The constructor relaunched its driver academy in 2016 as it returned to F1, and recently confirmed seven drivers will be part of the programme for 2018.
Academy director Mia Sharizman believes seeing the youngsters challenge for titles in junior and feeder series will be the first step to success. In an interview with Sky Sports, he revealed Renault only bring in drivers who can compete for titles, with all those involved this year having already finished in the top two in various championships. Although Renault is a French brand, Sharizman insists the team isn’t bothered about finding a French driver – he says the priority is to find a future F1 champion regardless of their home country.
Jack Aitken is the most experienced of those on the programme. The British-Korean driver will make his debut in F2 this year, where his teammate will be Mercedes youngster George Russell. 18-year-olds Sacha Fenestraz and Arthur Rougier will race in European F3, while three Renault juniors take part in Formula Renault Eurocup and Sun Yue Yang takes part in British F3.

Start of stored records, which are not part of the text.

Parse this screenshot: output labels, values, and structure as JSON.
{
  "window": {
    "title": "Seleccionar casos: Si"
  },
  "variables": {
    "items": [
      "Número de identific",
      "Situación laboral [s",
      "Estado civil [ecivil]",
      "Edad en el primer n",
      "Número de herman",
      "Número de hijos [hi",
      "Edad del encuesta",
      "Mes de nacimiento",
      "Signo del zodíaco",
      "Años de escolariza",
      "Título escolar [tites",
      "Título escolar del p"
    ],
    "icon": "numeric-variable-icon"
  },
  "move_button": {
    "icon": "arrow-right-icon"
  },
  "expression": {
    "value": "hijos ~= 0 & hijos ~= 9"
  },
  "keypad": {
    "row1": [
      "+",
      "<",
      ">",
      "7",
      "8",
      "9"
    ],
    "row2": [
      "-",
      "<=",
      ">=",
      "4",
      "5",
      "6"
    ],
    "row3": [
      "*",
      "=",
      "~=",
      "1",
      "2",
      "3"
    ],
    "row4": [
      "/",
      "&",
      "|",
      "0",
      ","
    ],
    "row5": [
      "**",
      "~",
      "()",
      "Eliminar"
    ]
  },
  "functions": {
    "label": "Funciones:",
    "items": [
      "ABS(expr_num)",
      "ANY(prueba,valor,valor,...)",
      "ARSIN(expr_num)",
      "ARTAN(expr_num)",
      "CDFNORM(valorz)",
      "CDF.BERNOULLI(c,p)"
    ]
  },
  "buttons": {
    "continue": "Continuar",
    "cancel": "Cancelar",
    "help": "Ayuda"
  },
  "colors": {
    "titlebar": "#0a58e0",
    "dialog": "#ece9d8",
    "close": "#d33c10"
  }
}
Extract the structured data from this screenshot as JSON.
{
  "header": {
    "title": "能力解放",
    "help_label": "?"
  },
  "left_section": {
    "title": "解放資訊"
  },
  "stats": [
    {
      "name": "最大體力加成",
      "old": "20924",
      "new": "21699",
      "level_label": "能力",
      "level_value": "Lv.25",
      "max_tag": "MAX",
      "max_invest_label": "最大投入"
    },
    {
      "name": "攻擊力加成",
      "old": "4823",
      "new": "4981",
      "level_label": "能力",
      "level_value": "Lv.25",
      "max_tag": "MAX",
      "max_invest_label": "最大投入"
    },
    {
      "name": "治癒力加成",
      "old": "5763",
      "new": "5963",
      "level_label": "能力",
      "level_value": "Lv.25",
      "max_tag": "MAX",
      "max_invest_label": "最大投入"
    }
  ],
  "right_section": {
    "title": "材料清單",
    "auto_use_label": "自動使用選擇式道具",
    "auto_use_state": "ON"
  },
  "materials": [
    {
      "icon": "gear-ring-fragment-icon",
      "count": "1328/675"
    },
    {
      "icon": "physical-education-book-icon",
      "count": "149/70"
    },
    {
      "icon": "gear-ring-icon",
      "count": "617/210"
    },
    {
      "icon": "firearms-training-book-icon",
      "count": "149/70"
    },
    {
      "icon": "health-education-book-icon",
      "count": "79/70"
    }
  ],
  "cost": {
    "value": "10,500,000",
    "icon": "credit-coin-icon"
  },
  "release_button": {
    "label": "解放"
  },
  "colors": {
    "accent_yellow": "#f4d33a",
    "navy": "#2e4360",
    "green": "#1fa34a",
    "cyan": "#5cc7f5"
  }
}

Competing in F1’s main support series seems to make Aitken the next in line for a seat in the main Renault team, but with Carlos Sainz and Nico Hulkenberg at the team now, there might not be an opening for a couple of years. Team principal Cyril Abiteboul has admitted he’d like to place the Renault youngsters with F1 teams that are Renault customers, like Mercedes have done with Esteban Ocon at Force India and Ferrari with Alfa Romeo Sauber’s Charles Leclerc. This could be more difficult for Renault though as their two customer teams, McLaren and Red Bull, both have their own junior driver programmes. Red Bull can take drivers from Toro Rosso and have youngsters competing in other series already, while McLaren have Lando Norris (who speaks to 3Legs4Wheels on this week’s podcast) stepping up to F2 this year – taking a Renault driver would defeat the purpose of having their own young driver set-ups.

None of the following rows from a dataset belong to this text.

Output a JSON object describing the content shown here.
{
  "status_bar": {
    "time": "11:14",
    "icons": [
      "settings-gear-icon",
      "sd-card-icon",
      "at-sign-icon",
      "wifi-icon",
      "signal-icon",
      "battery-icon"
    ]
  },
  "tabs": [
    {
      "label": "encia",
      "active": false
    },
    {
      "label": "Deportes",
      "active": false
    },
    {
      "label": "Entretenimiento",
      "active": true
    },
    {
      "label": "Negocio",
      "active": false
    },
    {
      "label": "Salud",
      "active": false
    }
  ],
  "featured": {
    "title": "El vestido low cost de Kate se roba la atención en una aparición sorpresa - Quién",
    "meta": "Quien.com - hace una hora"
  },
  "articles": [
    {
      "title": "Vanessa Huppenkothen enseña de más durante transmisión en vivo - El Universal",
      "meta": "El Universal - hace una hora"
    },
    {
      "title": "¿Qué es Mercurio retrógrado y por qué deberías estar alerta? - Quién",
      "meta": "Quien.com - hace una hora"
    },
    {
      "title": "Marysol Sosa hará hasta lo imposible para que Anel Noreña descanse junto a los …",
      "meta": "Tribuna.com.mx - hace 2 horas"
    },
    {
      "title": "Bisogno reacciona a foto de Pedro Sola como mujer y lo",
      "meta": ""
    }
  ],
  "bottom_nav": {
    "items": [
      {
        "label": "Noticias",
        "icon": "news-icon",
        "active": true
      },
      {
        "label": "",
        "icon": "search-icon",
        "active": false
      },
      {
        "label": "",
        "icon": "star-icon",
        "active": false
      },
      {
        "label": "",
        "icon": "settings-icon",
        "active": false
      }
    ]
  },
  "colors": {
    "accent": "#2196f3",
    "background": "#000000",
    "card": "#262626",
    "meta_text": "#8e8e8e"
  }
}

Although the current academy is only a couple of years old, Renault do have experience bringing young talent through during their previous spell in F1, helping develop Heikki Kovalainen, Robert Kubica and Romain Grosjean early in their careers, while Fernando Alonso was the youngest ever F1 champion when he won his first driver’s title with the team in 2005.

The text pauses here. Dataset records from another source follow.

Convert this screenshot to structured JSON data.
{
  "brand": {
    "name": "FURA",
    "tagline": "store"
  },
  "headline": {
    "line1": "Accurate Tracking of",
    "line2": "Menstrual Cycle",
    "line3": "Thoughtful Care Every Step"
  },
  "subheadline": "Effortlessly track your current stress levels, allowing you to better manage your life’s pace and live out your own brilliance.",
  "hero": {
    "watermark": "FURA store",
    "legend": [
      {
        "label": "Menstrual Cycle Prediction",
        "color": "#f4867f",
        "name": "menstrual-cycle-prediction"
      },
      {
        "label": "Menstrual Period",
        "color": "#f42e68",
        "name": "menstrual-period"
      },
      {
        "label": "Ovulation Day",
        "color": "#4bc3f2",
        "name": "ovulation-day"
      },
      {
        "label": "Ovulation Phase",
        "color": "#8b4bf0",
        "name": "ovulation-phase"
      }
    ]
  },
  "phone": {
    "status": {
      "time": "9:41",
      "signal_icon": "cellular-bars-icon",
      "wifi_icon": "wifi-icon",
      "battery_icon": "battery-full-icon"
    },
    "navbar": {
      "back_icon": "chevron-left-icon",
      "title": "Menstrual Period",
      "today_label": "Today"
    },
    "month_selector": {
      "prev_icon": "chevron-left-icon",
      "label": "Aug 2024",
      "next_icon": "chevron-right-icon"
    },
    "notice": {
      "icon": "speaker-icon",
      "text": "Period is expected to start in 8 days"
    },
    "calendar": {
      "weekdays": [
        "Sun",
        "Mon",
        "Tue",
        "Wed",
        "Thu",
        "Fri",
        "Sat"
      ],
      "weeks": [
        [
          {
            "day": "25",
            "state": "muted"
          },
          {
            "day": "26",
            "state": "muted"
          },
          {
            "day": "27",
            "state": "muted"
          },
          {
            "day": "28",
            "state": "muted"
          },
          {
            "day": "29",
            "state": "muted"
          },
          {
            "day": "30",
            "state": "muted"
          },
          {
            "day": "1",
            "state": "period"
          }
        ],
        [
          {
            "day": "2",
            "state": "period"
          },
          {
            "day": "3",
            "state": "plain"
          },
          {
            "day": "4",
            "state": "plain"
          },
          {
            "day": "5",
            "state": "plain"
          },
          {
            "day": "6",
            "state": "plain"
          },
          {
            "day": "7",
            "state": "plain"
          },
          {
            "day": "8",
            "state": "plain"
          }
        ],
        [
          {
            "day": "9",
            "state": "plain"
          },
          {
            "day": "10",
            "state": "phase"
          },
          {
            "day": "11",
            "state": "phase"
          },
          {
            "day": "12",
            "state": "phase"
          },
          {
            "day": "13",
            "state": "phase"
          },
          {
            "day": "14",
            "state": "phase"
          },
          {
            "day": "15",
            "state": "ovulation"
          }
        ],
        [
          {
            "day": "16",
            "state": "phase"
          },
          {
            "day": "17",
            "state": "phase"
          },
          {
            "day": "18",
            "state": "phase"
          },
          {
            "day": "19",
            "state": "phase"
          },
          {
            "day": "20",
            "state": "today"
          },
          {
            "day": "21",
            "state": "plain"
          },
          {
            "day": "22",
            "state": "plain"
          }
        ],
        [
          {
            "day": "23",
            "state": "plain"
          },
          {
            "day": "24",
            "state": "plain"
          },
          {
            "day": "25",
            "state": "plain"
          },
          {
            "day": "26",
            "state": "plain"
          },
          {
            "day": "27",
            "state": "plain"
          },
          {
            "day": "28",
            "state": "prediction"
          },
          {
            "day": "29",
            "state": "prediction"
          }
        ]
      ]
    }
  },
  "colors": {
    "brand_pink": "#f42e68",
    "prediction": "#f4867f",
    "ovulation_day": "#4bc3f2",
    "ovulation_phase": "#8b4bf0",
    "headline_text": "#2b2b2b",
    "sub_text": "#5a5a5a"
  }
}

Sharizman highlights Red Bull’s programme as the one he most admires, admitting everyone looks up to Helmut Marko and Red Bull. However, the academy director isn’t just drawing inspiration from other F1 teams, having spent time with Premier League club Southampton’s academy recently. The club is well known for producing top young talent and giving them a chance in the senior team. Sharizman revealed the team has discussed a collaboration with Southampton, having been impressed by the club’s use of data alongside training.